Summary

Aegisthus, Clytemnestra's lover, appears for the first time and is accompanied by his bodyguards. He is Agamemnon's cousin, and as he rejoices over the murder, we learn the history of the ancestral curse that has led to the King's death. Aegisthus' father, Thyestes, tried unsuccessfully to seize the crown from Agamemnon's father, Atreus, and was exiled from Argos. Eventually, Thyestes returned to the city and begged for mercy. Atreus pretended to welcome him, and then boiled two of Thyestes' sons and served them to his brother, who ate his own children unwittingly. Since that horrible day, Thyestes (now dead) and his son have been exiles. Only now has the terrible crime against Aegisthus' family been avenged.

The Chorus taunts Aegisthus, saying that he allowed a woman to do the deed for him, and tells him that he will be executed for the crime. "How shall you be lord of the men of Argos, you / who planned the murder . . . yet could not dare / to act it out?" (1633-35). Aegisthus replies that because of his exile, he could not get close enough to Agamemnon to kill him. He claims that his henchmen and the treasury will enable him to control the city. He promises to have the Chorus killed.

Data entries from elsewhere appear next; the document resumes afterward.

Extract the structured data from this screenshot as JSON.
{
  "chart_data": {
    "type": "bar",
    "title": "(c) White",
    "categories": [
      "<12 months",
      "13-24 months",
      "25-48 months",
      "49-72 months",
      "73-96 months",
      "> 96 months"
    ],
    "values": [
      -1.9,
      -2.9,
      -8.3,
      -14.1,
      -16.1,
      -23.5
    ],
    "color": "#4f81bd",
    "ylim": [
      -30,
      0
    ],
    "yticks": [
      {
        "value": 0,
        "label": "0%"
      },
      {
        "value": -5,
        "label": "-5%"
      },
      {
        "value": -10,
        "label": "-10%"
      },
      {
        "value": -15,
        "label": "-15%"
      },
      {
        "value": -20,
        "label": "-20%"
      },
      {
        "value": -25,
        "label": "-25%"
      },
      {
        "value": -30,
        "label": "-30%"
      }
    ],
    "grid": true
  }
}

As they trade threats, Clytemnestra acts as a peacemaker, telling the Chorus that she and Aegisthus could not have acted any other way, and that peace must now reign in Argos under her rule. The defeated Chorus accepts their authority, but declares that when Orestes returns, he will exact vengeance for his father's murder. Aegisthus and Clytemnestra dismiss these words as empty threats, and together they take up the reins of the state.

Commentary

Many versions of Agamemnon's story circulated in Aeschylus' time. In some, Aegisthus, not Clytemnestra, stabs the King. Aeschylus chose to celebrate the heroine at the expense of her lover, however, and so Aegisthus appears here as a strutting fool, a poor match for his bold mate. He has skulked in the shadows while she committed the murderous deed, and now he emerges only to bluster and threaten the Chorus. The terrible story of his family and his brothers' miserable fate wins him some sympathy from the audience, but now that his years in exile have ended, it seems that the only thing he learned in the wilderness was how to bully others into submission. Indeed, Clytemnestra herself appears diminished by her connection to Aegisthus, and their affair is a necessary step in shifting the audience's sympathy from Clytemnestra to her son Orestes in the next play.

Several critics have questioned why Clytemnestra's plot succeeded; why does the Chorus, and all of Argos, submit to a husband- murderer, a blustering braggart and his group of thugs? The Chorus repeatedly threatens to exile or execute the adulterous couple. Why do they not carry out their threats? In part, we can attribute their weakness to Clytemnestra's powerful personality which allows her to mediate the dispute between her lover and the Chorus. The audience also must assume the truth of earlier rumors of discontent with Agamemnon's rule, creating a base of support for his replacements. Argos and the Chorus cannot resist the couple: they must wait for Orestes to avenge his father and save the city. The final lines, appropriately enough, point toward his homecoming in the next part of the trilogy.